U.S. stocks got hammered Friday as plummeting oil prices pushed stock prices down to a five-month low, raising fears of a new bear market and concerns that continued market volatility could undermine a still fragile economic recovery.

The blue-chip Dow Jones Industrial Average closed down nearly 400 points, or more than 2 percent, after falling as much as 537 points earlier in the day. The Standard & Poor’s 500 index and Nasdaq Composite both also lost more than 2 percent of their value, with the former shedding 41.56 points, or 2.16 percent, and the latter closing down 126.59 points or 2.74 percent.

Stock prices have collapsed 8-10 percent in just the past two weeks — an unprecedented slide for a start of a year.

But at least one local expert says there’s no need to panic.

“The stock market is much larger and much more volatile than it was 10 or 15 years ago, and it’s sensitive to daily swings of 300 or 400 points,” said Bill Wood, a certified financial planner and a partner at The Advisory Group in Centerville. “That sounds dramatic, but it sounds a little more dramatic than it really is. When you look at volatility over the long term, we’re actually not that much more volatile on an annual basis.”

Wood pointed out that despite a global stock market sell-off last summer that sent the Dow careening more than 500 points on Aug. 21, all the major stock market indices closed 2015 essentially flat after a late-year rally.

Wood said “the only people who made money” in the stock market last year were investors in 401(k) accounts and cash investors who bought the dips, or invested in stocks during market slides. He advises anyone with money still invested in stocks though a 401(k) to not only stand pat on their investments but continue to make regular contributions.

“If you’re in a 401(k), you’re putting some percentage of your salary in every two weeks, and when you do that, you’re going to catch these down days,” he said, referring to an investment strategy known as dollar-cost-averaging, which reduces the risk of volatility by spreading the total sum invested out over time rather than as a lump-sum investment that could be poorly timed.

But Wood acknowledged the strategy can be hard to digest for nervous investors.

“Dollar cost averaging is a very powerful investment strategy,” he said. “But many people say, gee, you want me to continue to buy stocks when they’re going to go down next week. Well, the answer is yes, absolutely, because you don’t need the money next week. You need the money 10, 15, 20 years from now; and there’s no chart that you can look at that doesn’t show that over the long-term, staying invested in the market will make you money.”

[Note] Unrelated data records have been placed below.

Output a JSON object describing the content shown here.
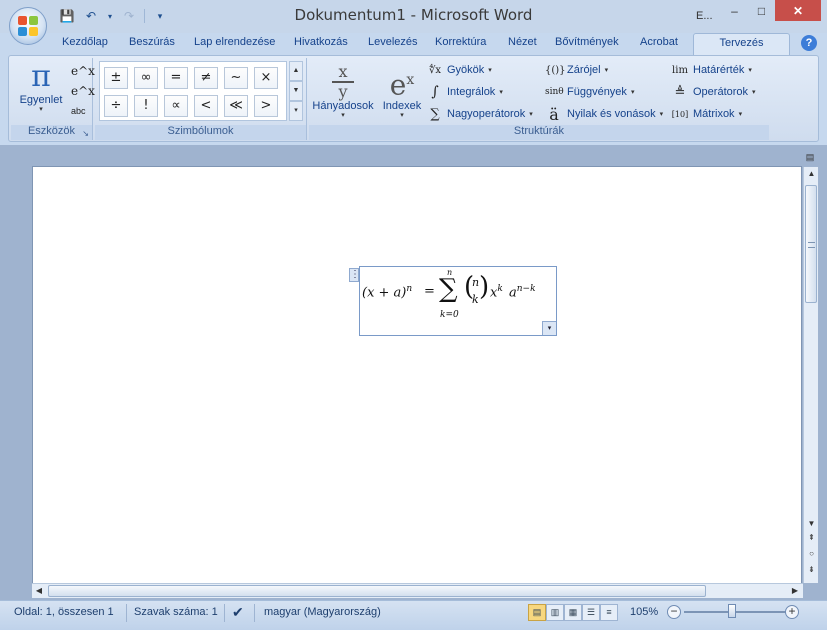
{
  "window": {
    "title": "Dokumentum1 - Microsoft Word",
    "user": "E...",
    "minimize": "–",
    "maximize": "□",
    "close": "✕"
  },
  "qat": {
    "save": "💾",
    "undo": "↶",
    "undo_dd": "▾",
    "redo": "↷",
    "customize": "▾"
  },
  "tabs": [
    "Kezdőlap",
    "Beszúrás",
    "Lap elrendezése",
    "Hivatkozás",
    "Levelezés",
    "Korrektúra",
    "Nézet",
    "Bővítmények",
    "Acrobat",
    "Tervezés"
  ],
  "active_tab": "Tervezés",
  "help": "?",
  "ribbon": {
    "eszkozok": {
      "label": "Eszközök",
      "launcher": "↘",
      "equation_glyph": "π",
      "equation_label": "Egyenlet",
      "equation_caret": "▾",
      "small_icons": [
        "e^x",
        "e^x",
        "abc"
      ]
    },
    "szimbolumok": {
      "label": "Szimbólumok",
      "row1": [
        "±",
        "∞",
        "=",
        "≠",
        "~",
        "×"
      ],
      "row2": [
        "÷",
        "!",
        "∝",
        "<",
        "≪",
        ">"
      ],
      "scroll": [
        "▲",
        "▼",
        "▾"
      ]
    },
    "strukturak": {
      "label": "Struktúrák",
      "hanyadosok_glyph_num": "x",
      "hanyadosok_glyph_den": "y",
      "hanyadosok_label": "Hányadosok",
      "indexek_glyph": "e",
      "indexek_sup": "x",
      "indexek_label": "Indexek",
      "col1": [
        {
          "icon": "∜x",
          "label": "Gyökök"
        },
        {
          "icon": "∫",
          "label": "Integrálok"
        },
        {
          "icon": "∑",
          "label": "Nagyoperátorok"
        }
      ],
      "col2": [
        {
          "icon": "{()}",
          "label": "Zárójel"
        },
        {
          "icon": "sinθ",
          "label": "Függvények"
        },
        {
          "icon": "ä",
          "label": "Nyilak és vonások"
        }
      ],
      "col3": [
        {
          "icon": "lim",
          "label": "Határérték"
        },
        {
          "icon": "≜",
          "label": "Operátorok"
        },
        {
          "icon": "[10]",
          "label": "Mátrixok"
        }
      ]
    }
  },
  "equation": {
    "lhs": "(x + a)",
    "lhs_exp": "n",
    "eq": "=",
    "sum_top": "n",
    "sum_symbol": "∑",
    "sum_bottom": "k=0",
    "binom_top": "n",
    "binom_bottom": "k",
    "term_x": "x",
    "term_x_exp": "k",
    "term_a": "a",
    "term_a_exp": "n−k",
    "handle": "⋮",
    "options": "▾"
  },
  "statusbar": {
    "page": "Oldal: 1, összesen 1",
    "words": "Szavak száma: 1",
    "language": "magyar (Magyarország)",
    "zoom": "105%"
  }
}
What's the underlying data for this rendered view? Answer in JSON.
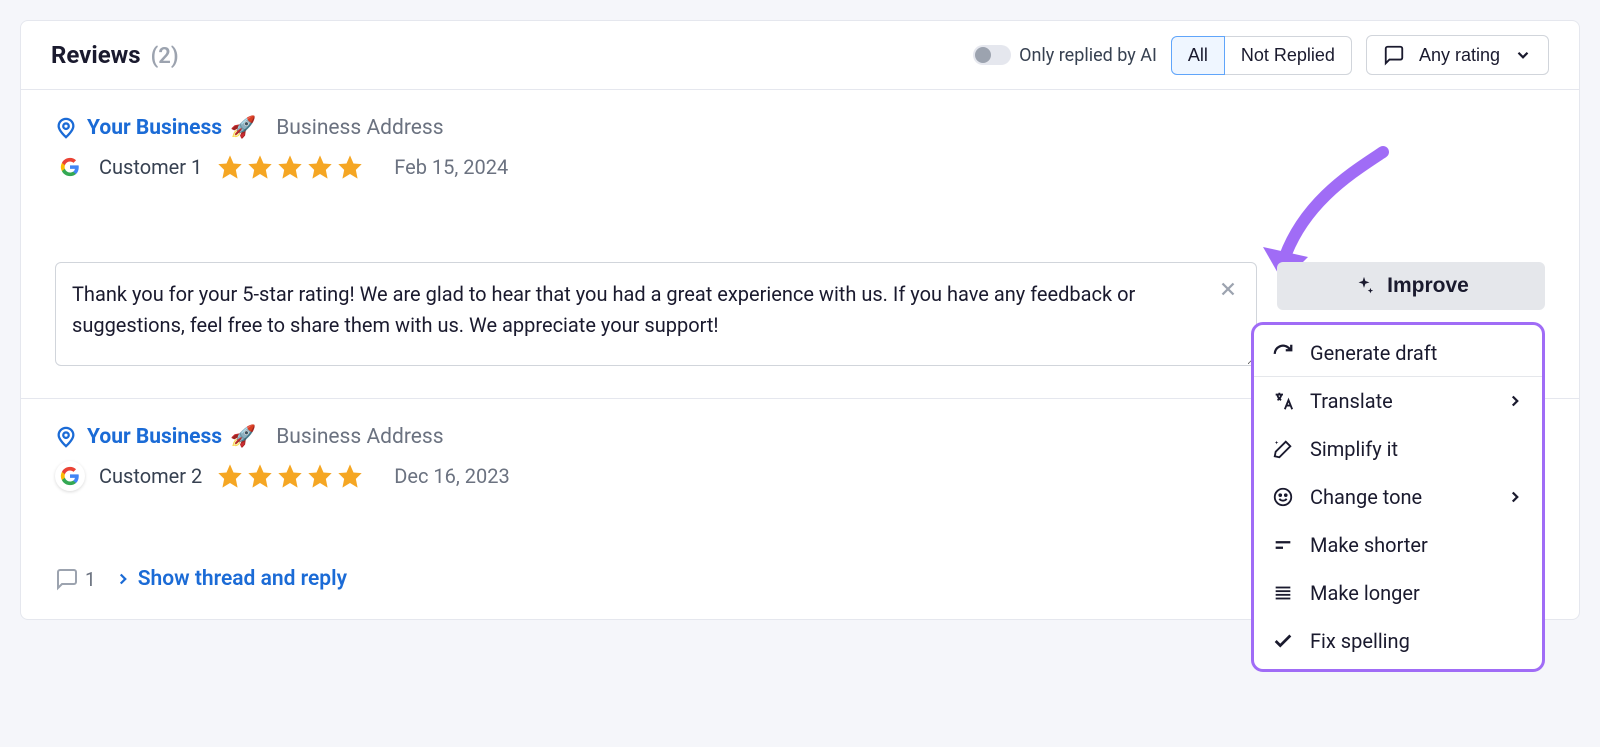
{
  "header": {
    "title": "Reviews",
    "count": "(2)",
    "toggle_label": "Only replied by AI",
    "tabs": {
      "all": "All",
      "not_replied": "Not Replied"
    },
    "rating_label": "Any rating"
  },
  "reviews": [
    {
      "business": "Your Business",
      "address": "Business Address",
      "customer": "Customer 1",
      "rating": 5,
      "date": "Feb 15, 2024",
      "reply_text": "Thank you for your 5-star rating! We are glad to hear that you had a great experience with us. If you have any feedback or suggestions, feel free to share them with us. We appreciate your support!",
      "improve_label": "Improve"
    },
    {
      "business": "Your Business",
      "address": "Business Address",
      "customer": "Customer 2",
      "rating": 5,
      "date": "Dec 16, 2023",
      "thread_count": "1",
      "show_thread": "Show thread and reply"
    }
  ],
  "improve_menu": {
    "generate": "Generate draft",
    "translate": "Translate",
    "simplify": "Simplify it",
    "tone": "Change tone",
    "shorter": "Make shorter",
    "longer": "Make longer",
    "fix": "Fix spelling"
  }
}
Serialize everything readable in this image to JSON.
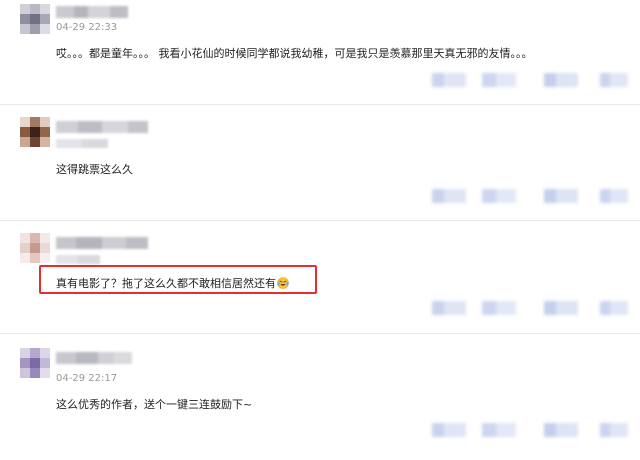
{
  "comments": [
    {
      "time": "04-29 22:33",
      "text": "哎。。。都是童年。。。 我看小花仙的时候同学都说我幼稚，可是我只是羡慕那里天真无邪的友情。。。"
    },
    {
      "time": "",
      "text": "这得跳票这么久"
    },
    {
      "time": "",
      "text": "真有电影了？拖了这么久都不敢相信居然还有"
    },
    {
      "time": "04-29 22:17",
      "text": "这么优秀的作者，送个一键三连鼓励下~"
    }
  ],
  "icons": {
    "reply_emoji": "laughing-tears-emoji-icon",
    "avatar": "pixelated-avatar-icon"
  },
  "colors": {
    "highlight_border": "#e03030",
    "divider": "#e9e9e9",
    "meta_text": "#999999",
    "blur_action": "#c8d2ec"
  }
}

Over the past 12 months, an investor in an S&P 500 index fund has lost more than 6 percent, including dividends. But over five years, they are up a total of 60 percent, and over 10 years, they are up 79 percent.

Still, vicious drops in the market feel even more unsettling because they’re such a departure from the placid and strong returns that investors had been enjoying for years.

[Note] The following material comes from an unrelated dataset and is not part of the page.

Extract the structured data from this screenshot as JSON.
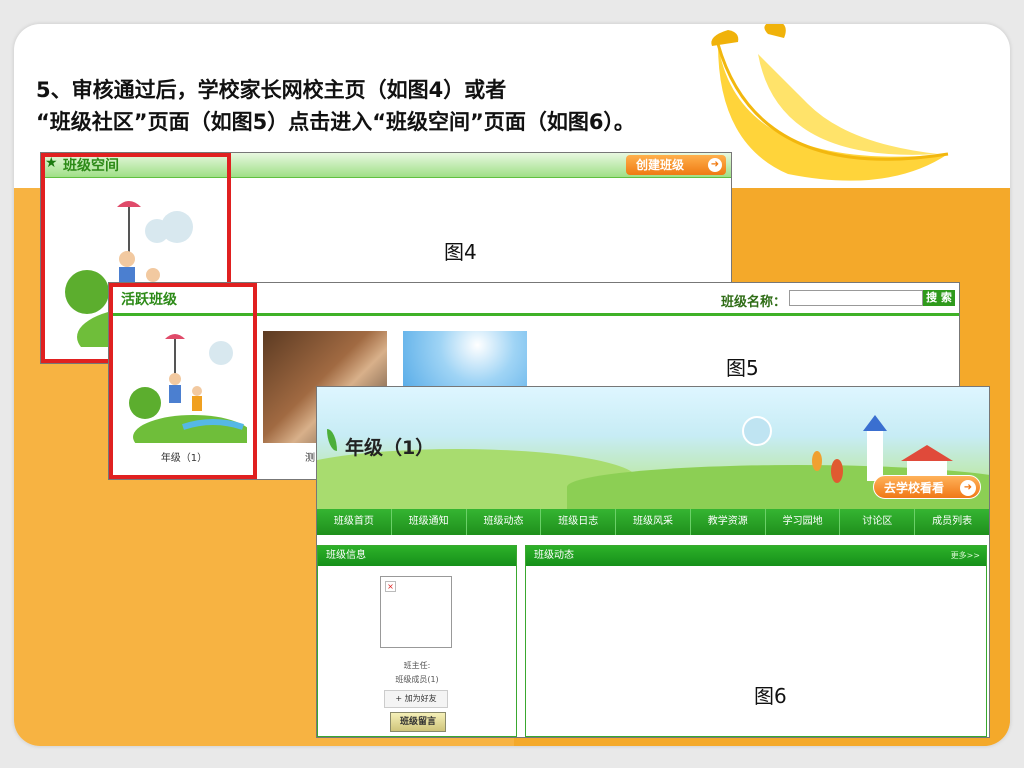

It wasn’t until this past August when the S&P 500 snapped into its first correction in nearly four years, felled by concerns about China’s slowdown and the fragility of the global economy.

But the remarkably calm stretch from late 2011 through last summer was an anomaly, said Bill Barker, portfolio manager at Motley Fool Asset Management, whose three mutual funds control about $600 million.

“It was easy for many years,” Barker said. “That was not an accurate display of what happens in the market all the time.”

The painful return of big price swings serves as a reminder that investing in stocks can be harrowing, especially if investors focus on the day-to-day moves.

Now investors just need to get used to it, according to many analysts, who expect the volatility to continue.

Besides China’s sharp economic slowdown, analysts see other reasons for volatility to continue. Tensions in the Middle East are high, and the plunge in prices of oil and other commodities are raising concerns about global economic growth and decimating the profits — and share prices — of materials producers.

What makes the volatility even more painful to endure is that many analysts are forecasting stock returns to be lower this year and in the coming years than in the recent past. So investors are facing the prospect of higher risk without much higher reward.

The forecast for big swings could encourage some investors to try to time the market, attempting to jump in to catch stocks when they’re rising and jump out during downturns. That’s usually not a good idea, even for pros. Strategists at Goldman Sachs’ investment management division wrote in a recent report that it’s better to remain a long-term investor, and not become a short-term trader.

“The vast majority of traders — including most macro hedge fund traders — have failed to capitalize on such moves,” the strategists wrote.

The Associated Press contributed to this story.